## Analyzing CIA Factbook Data Using SQL

In this project, we'll work with data from the CIA World Factbook, a compendium of statistics about all of the countries on Earth. The Factbook contains demographic information like:

- population - The population as of 2015.
- population_growth - The annual population growth rate, as a percentage.
- area - The total land and water area.

Connecting the jupyter notebook with the data base.

In [1]:
%%capture
%load_ext sql
%sql sqlite:///factbook.db

'Connected: None@factbook.db'

In [2]:
%%sql
SELECT *
  FROM sqlite_master
 WHERE type='table';

Done.


type,name,tbl_name,rootpage,sql
table,sqlite_sequence,sqlite_sequence,3,"CREATE TABLE sqlite_sequence(name,seq)"
table,facts,facts,47,"CREATE TABLE ""facts"" (""id"" INTEGER PRIMARY KEY AUTOINCREMENT NOT NULL, ""code"" varchar(255) NOT NULL, ""name"" varchar(255) NOT NULL, ""area"" integer, ""area_land"" integer, ""area_water"" integer, ""population"" integer, ""population_growth"" float, ""birth_rate"" float, ""death_rate"" float, ""migration_rate"" float)"


In [3]:
%%sql
SELECT *
  FROM facts
 LIMIT 5;

Done.


id,code,name,area,area_land,area_water,population,population_growth,birth_rate,death_rate,migration_rate
1,af,Afghanistan,652230,652230,0,32564342,2.32,38.57,13.89,1.51
2,al,Albania,28748,27398,1350,3029278,0.3,12.92,6.58,3.3
3,ag,Algeria,2381741,2381741,0,39542166,1.84,23.67,4.31,0.92
4,an,Andorra,468,468,0,85580,0.12,8.13,6.96,0.0
5,ao,Angola,1246700,1246700,0,19625353,2.78,38.78,11.49,0.46


## Summary statistics

Writing a single query to return minimum population, maximum population, minimum population growth, maximum population growth.

In [4]:
%%sql
SELECT MIN(population) AS Minimum_population,
    MAX(population) AS Max_population,
    MIN(population_growth) AS Min_pop_growth,
    MAX(population_growth) AS Max_pop_growth
  FROM facts;

Done.


Minimum_population,Max_population,Min_pop_growth,Max_pop_growth
0,7256490011,0.0,4.02


In [5]:
%%sql
SELECT name, population
    FROM facts
  WHERE population = (      
                    SELECT MIN(population)
                     FROM facts);

Done.


name,population
Antarctica,0


Antartica has zero population.
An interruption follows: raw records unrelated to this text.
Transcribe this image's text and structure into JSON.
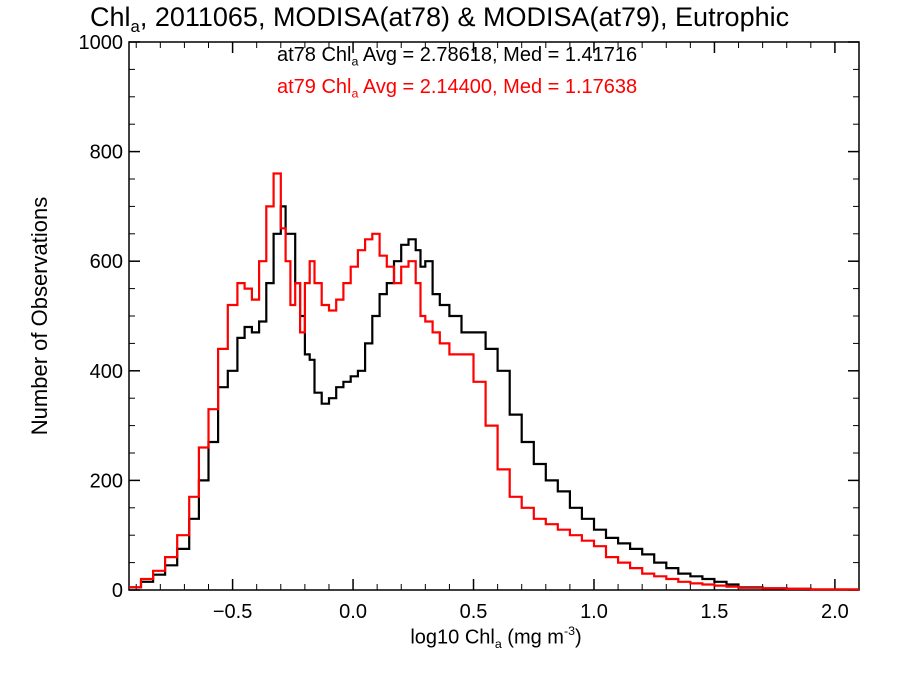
{
  "title": {
    "pre": "Chl",
    "sub": "a",
    "post": ", 2011065, MODISA(at78) & MODISA(at79), Eutrophic"
  },
  "stats": [
    {
      "pre": "at78 Chl",
      "sub": "a",
      "post": " Avg = 2.78618, Med = 1.41716",
      "color": "#000000"
    },
    {
      "pre": "at79 Chl",
      "sub": "a",
      "post": " Avg = 2.14400, Med = 1.17638",
      "color": "#ff0000"
    }
  ],
  "xlabel": {
    "pre": "log10 Chl",
    "sub": "a",
    "mid": " (mg m",
    "sup": "-3",
    "post": ")"
  },
  "ylabel": "Number of Observations",
  "chart_data": {
    "type": "histogram-step",
    "xlim": [
      -0.93,
      2.1
    ],
    "ylim": [
      0,
      1000
    ],
    "xticks": [
      -0.5,
      0.0,
      0.5,
      1.0,
      1.5,
      2.0
    ],
    "xtick_labels": [
      "−0.5",
      "0.0",
      "0.5",
      "1.0",
      "1.5",
      "2.0"
    ],
    "yticks": [
      0,
      200,
      400,
      600,
      800,
      1000
    ],
    "ytick_labels": [
      "0",
      "200",
      "400",
      "600",
      "800",
      "1000"
    ],
    "grid": false,
    "series": [
      {
        "name": "at78",
        "color": "#000000",
        "x": [
          -0.93,
          -0.88,
          -0.83,
          -0.78,
          -0.73,
          -0.68,
          -0.64,
          -0.6,
          -0.56,
          -0.52,
          -0.48,
          -0.45,
          -0.42,
          -0.39,
          -0.36,
          -0.33,
          -0.3,
          -0.28,
          -0.26,
          -0.24,
          -0.22,
          -0.2,
          -0.18,
          -0.16,
          -0.13,
          -0.1,
          -0.07,
          -0.04,
          -0.01,
          0.02,
          0.05,
          0.08,
          0.11,
          0.14,
          0.17,
          0.2,
          0.23,
          0.26,
          0.28,
          0.3,
          0.33,
          0.36,
          0.4,
          0.45,
          0.5,
          0.55,
          0.6,
          0.65,
          0.7,
          0.75,
          0.8,
          0.85,
          0.9,
          0.95,
          1.0,
          1.05,
          1.1,
          1.15,
          1.2,
          1.25,
          1.3,
          1.35,
          1.4,
          1.45,
          1.5,
          1.55,
          1.6,
          1.7,
          1.8,
          1.9,
          2.0,
          2.1
        ],
        "values": [
          5,
          15,
          28,
          45,
          75,
          130,
          200,
          270,
          370,
          400,
          460,
          480,
          470,
          490,
          560,
          650,
          700,
          650,
          650,
          560,
          500,
          430,
          420,
          360,
          340,
          350,
          370,
          380,
          390,
          400,
          450,
          500,
          540,
          560,
          600,
          630,
          640,
          620,
          590,
          600,
          540,
          520,
          500,
          470,
          470,
          440,
          400,
          320,
          270,
          230,
          200,
          180,
          150,
          130,
          110,
          95,
          85,
          75,
          65,
          50,
          40,
          30,
          25,
          20,
          15,
          10,
          5,
          3,
          2,
          1,
          1,
          1
        ]
      },
      {
        "name": "at79",
        "color": "#ff0000",
        "x": [
          -0.93,
          -0.88,
          -0.83,
          -0.78,
          -0.73,
          -0.68,
          -0.64,
          -0.6,
          -0.56,
          -0.52,
          -0.48,
          -0.45,
          -0.42,
          -0.39,
          -0.36,
          -0.33,
          -0.3,
          -0.28,
          -0.26,
          -0.24,
          -0.22,
          -0.2,
          -0.18,
          -0.16,
          -0.13,
          -0.1,
          -0.07,
          -0.04,
          -0.01,
          0.02,
          0.05,
          0.08,
          0.11,
          0.14,
          0.17,
          0.2,
          0.23,
          0.26,
          0.28,
          0.3,
          0.33,
          0.36,
          0.4,
          0.45,
          0.5,
          0.55,
          0.6,
          0.65,
          0.7,
          0.75,
          0.8,
          0.85,
          0.9,
          0.95,
          1.0,
          1.05,
          1.1,
          1.15,
          1.2,
          1.25,
          1.3,
          1.35,
          1.4,
          1.45,
          1.5,
          1.55,
          1.6,
          1.7,
          1.8,
          1.9,
          2.0,
          2.1
        ],
        "values": [
          5,
          20,
          35,
          60,
          100,
          170,
          260,
          330,
          440,
          520,
          560,
          550,
          530,
          600,
          700,
          760,
          660,
          600,
          520,
          560,
          470,
          560,
          600,
          560,
          520,
          510,
          530,
          560,
          590,
          620,
          640,
          650,
          610,
          590,
          560,
          590,
          600,
          560,
          500,
          490,
          470,
          450,
          430,
          430,
          380,
          300,
          220,
          170,
          150,
          130,
          120,
          110,
          100,
          90,
          80,
          60,
          50,
          40,
          30,
          25,
          20,
          15,
          12,
          10,
          8,
          6,
          4,
          3,
          2,
          1,
          1,
          1
        ]
      }
    ]
  }
}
There is no permanent residents living in Antartica and the result also matches with  CIA Factbook data.

In [6]:
%%sql
SELECT name, population
    FROM facts
  WHERE population = (      
                    SELECT MAX(population)
                     FROM facts);

Done.


name,population
World,7256490011


The table 'facts' contains a row named 'World' which has 7.2 billion population and is the total sum of the population of the whole world.

In [7]:
%%sql
SELECT name, population_growth
    FROM facts
  WHERE population_growth = (      
                    SELECT MAX(population_growth)
                     FROM facts);

Done.


name,population_growth
South Sudan,4.02


As seen from the result the country 'South Sudan' has the highest population growth rate of 4.02 % in the world.

In [8]:
%%sql
SELECT name, population_growth
    FROM facts
  WHERE population_growth = (      
                    SELECT MIN(population_growth)
                     FROM facts);

Done.


name,population_growth
Holy See (Vatican City),0.0
Cocos (Keeling) Islands,0.0
Greenland,0.0
Pitcairn Islands,0.0


### The row 'World' has maximum population as it is summation of the total population of the world. Thus we will recalculate the summary statistics excluding 'World'.

In [9]:
%%sql
SELECT MIN(population) AS Min_pop,
       MAX(population) AS Max_pop,
       MIN(population_growth) AS Min_pop_growth,
       MAX(population_growth) AS Max_pop_growth 
  FROM facts
 WHERE name <> 'World';

Done.


Min_pop,Max_pop,Min_pop_growth,Max_pop_growth
0,1367485388,0.0,4.02


We have a country(s) with  nearly 1.37 billion population.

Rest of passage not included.